Клятва

Михаил Лукин
Медленно падал декабрьский снег. Он кружился, падал, шелковым одеялом укрывая уставшую землю. Всё казалось таким спокойным и умиротворенным - всё вокруг белое и чистое, все изъяны и несовершенства скрыты. Я стоял перед маленьким магазинчиком, разглядывая витрину. Окраина Москвы, уставшие люди идут с работы, спешат домой. Спешат на работу и спешат домой. Я замер, запрокинув голову наверх. На нос упала снежинка и тут же растаяла, мокрой дорожкой замерев у меня на щеке. Я коснулся кончиком указательного пальца остатка мокрой лужицы. И вновь посмотрел на цветочную лавку. Ничем не примечательная, она выделялась среди горящих вывесок на любой вкус своей простотой и доступностью. Любой мог зайти в эту лавочку и взять к себе домой немного цветов - умирающих бабочек-однодневок. Красота требует жертв, и миллионы цветов гибнут ежедневно, чтобы оказаться в руках молодого человека и почувствовать на своих лепестках трепещущее прикосновение девушки, восхищенно касаясь стебельками шелковой кожи её ладони. Я задумчиво рассматривал стройные ряды роз. В этой лавочке продавали только розы. Только красные розы. Вдруг, над моей головой зажегся потухший фонарь. На мгновение ослепнув, я зажмурился и тут услышал, как мягко звякнул колокольчик.
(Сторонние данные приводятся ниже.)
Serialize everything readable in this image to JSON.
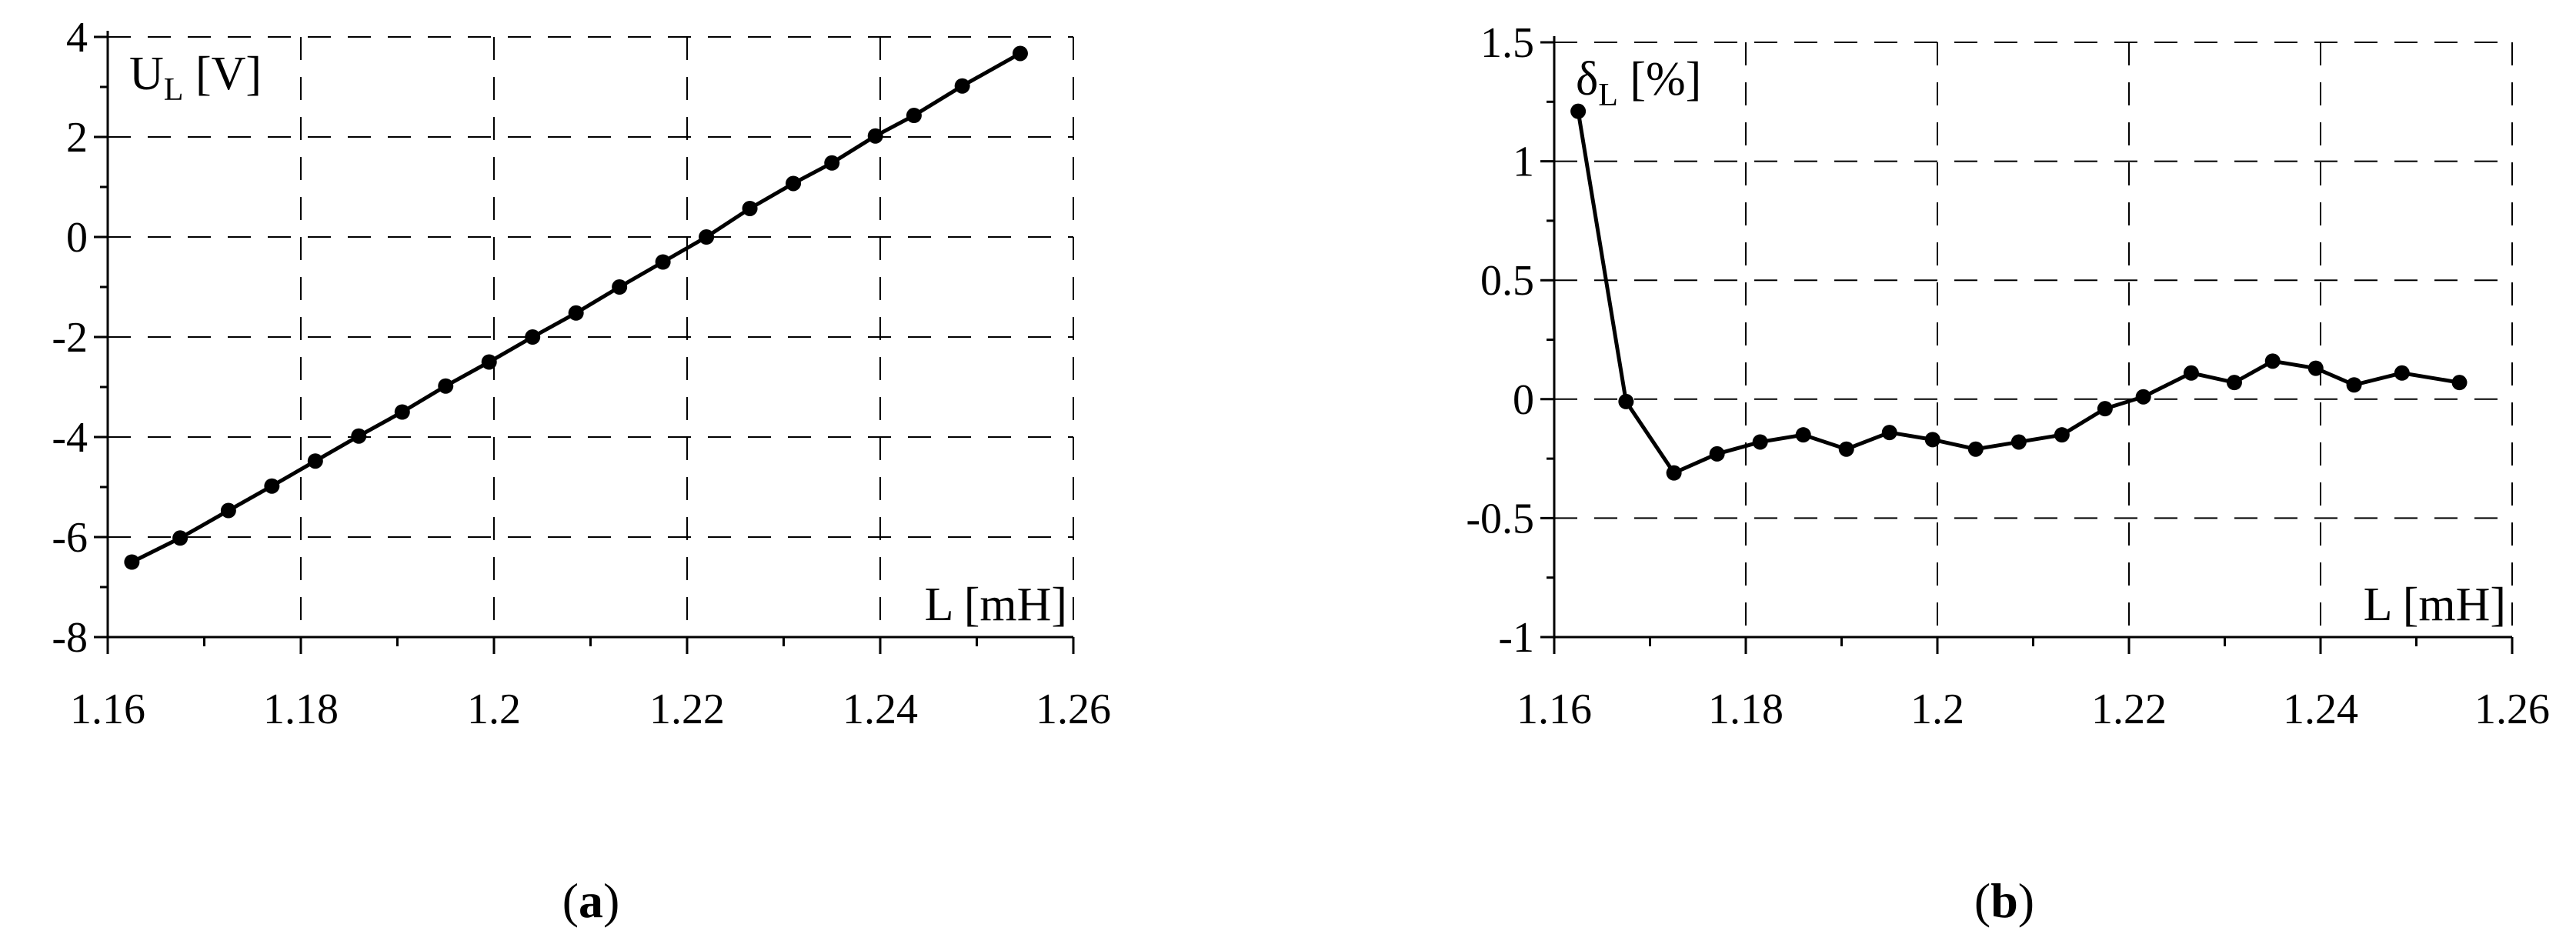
{
  "chart_data": [
    {
      "type": "line",
      "caption_letter": "a",
      "ylabel_main": "U",
      "ylabel_sub": "L",
      "ylabel_unit": " [V]",
      "xlabel": "L [mH]",
      "xlim": [
        1.16,
        1.26
      ],
      "ylim": [
        -8,
        4
      ],
      "xticks": [
        "1.16",
        "1.18",
        "1.2",
        "1.22",
        "1.24",
        "1.26"
      ],
      "yticks": [
        "4",
        "2",
        "0",
        "-2",
        "-4",
        "-6",
        "-8"
      ],
      "grid": true,
      "x": [
        1.1625,
        1.1675,
        1.1725,
        1.177,
        1.1815,
        1.186,
        1.1905,
        1.195,
        1.1995,
        1.204,
        1.2085,
        1.213,
        1.2175,
        1.222,
        1.2265,
        1.231,
        1.235,
        1.2395,
        1.2435,
        1.2485,
        1.2545
      ],
      "values": [
        -6.5,
        -6.02,
        -5.47,
        -4.98,
        -4.48,
        -3.98,
        -3.5,
        -2.98,
        -2.5,
        -2.0,
        -1.52,
        -1.0,
        -0.5,
        0.0,
        0.57,
        1.07,
        1.48,
        2.02,
        2.43,
        3.02,
        3.67
      ]
    },
    {
      "type": "line",
      "caption_letter": "b",
      "ylabel_main": "δ",
      "ylabel_sub": "L",
      "ylabel_unit": " [%]",
      "xlabel": "L [mH]",
      "xlim": [
        1.16,
        1.26
      ],
      "ylim": [
        -1,
        1.5
      ],
      "xticks": [
        "1.16",
        "1.18",
        "1.2",
        "1.22",
        "1.24",
        "1.26"
      ],
      "yticks": [
        "1.5",
        "1",
        "0.5",
        "0",
        "-0.5",
        "-1"
      ],
      "grid": true,
      "x": [
        1.1625,
        1.1675,
        1.1725,
        1.177,
        1.1815,
        1.186,
        1.1905,
        1.195,
        1.1995,
        1.204,
        1.2085,
        1.213,
        1.2175,
        1.2215,
        1.2265,
        1.231,
        1.235,
        1.2395,
        1.2435,
        1.2485,
        1.2545
      ],
      "values": [
        1.21,
        -0.01,
        -0.31,
        -0.23,
        -0.18,
        -0.15,
        -0.21,
        -0.14,
        -0.17,
        -0.21,
        -0.18,
        -0.15,
        -0.04,
        0.01,
        0.11,
        0.07,
        0.16,
        0.13,
        0.06,
        0.11,
        0.07
      ]
    }
  ]
}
Зайдя внутрь, я крепко вдохнул. Мои легкие и разум наполнились цветочным, диким ароматом. Аромат розы - самый женственный из всех цветов. Он пахнет одиночеством, сладким запахом встречи и щемящей тоски от стука закрывающейся двери. Он пахнет ушедшей юностью и осенью гордой старости - осенью патриарха. В то же время, каждая роза пахнет по-своему, но вместе они создают неповторимый оркестр и букет терпкого благовония, будто курительный фимиам, он успокаивает тебя, настраивает на определенный лад и вводит в сон.

- Дайте, пожалуйста, вот эту. Да, спасибо большое.

Я открыл глаза. Передо мной стояла девушка в длинном черном пальто. Её черные волосы, черные, как ночь, небрежно лежали на плечах и неровным потоком стекали на спину. Я не видел её лица, но почему-то подумал, что глаза у неё - необычного цвета. Она вытащила руку из кармана, доставая кошелек, и я мельком увидел её пальцы - тонкие, нежные, с ногтями, покрытым лаком темно-фиолетового цвета. Вся фигура её казалось точеной и хрупкой, будто дрожащая тростинка на ветру. Девушка была одета во все темное - черные туфли с небольшим каблуков, черные, полупрозрачные колготки и маленький черный флисовый шарфик. Мне пришла в голову мысль, что он, должно быть, очень мягкий и холодный на ощупь. “Ей, наверно, очень холодно, - подумал я, погружаясь в созерцательное настроение, - а глаза, наверно, фиолетового…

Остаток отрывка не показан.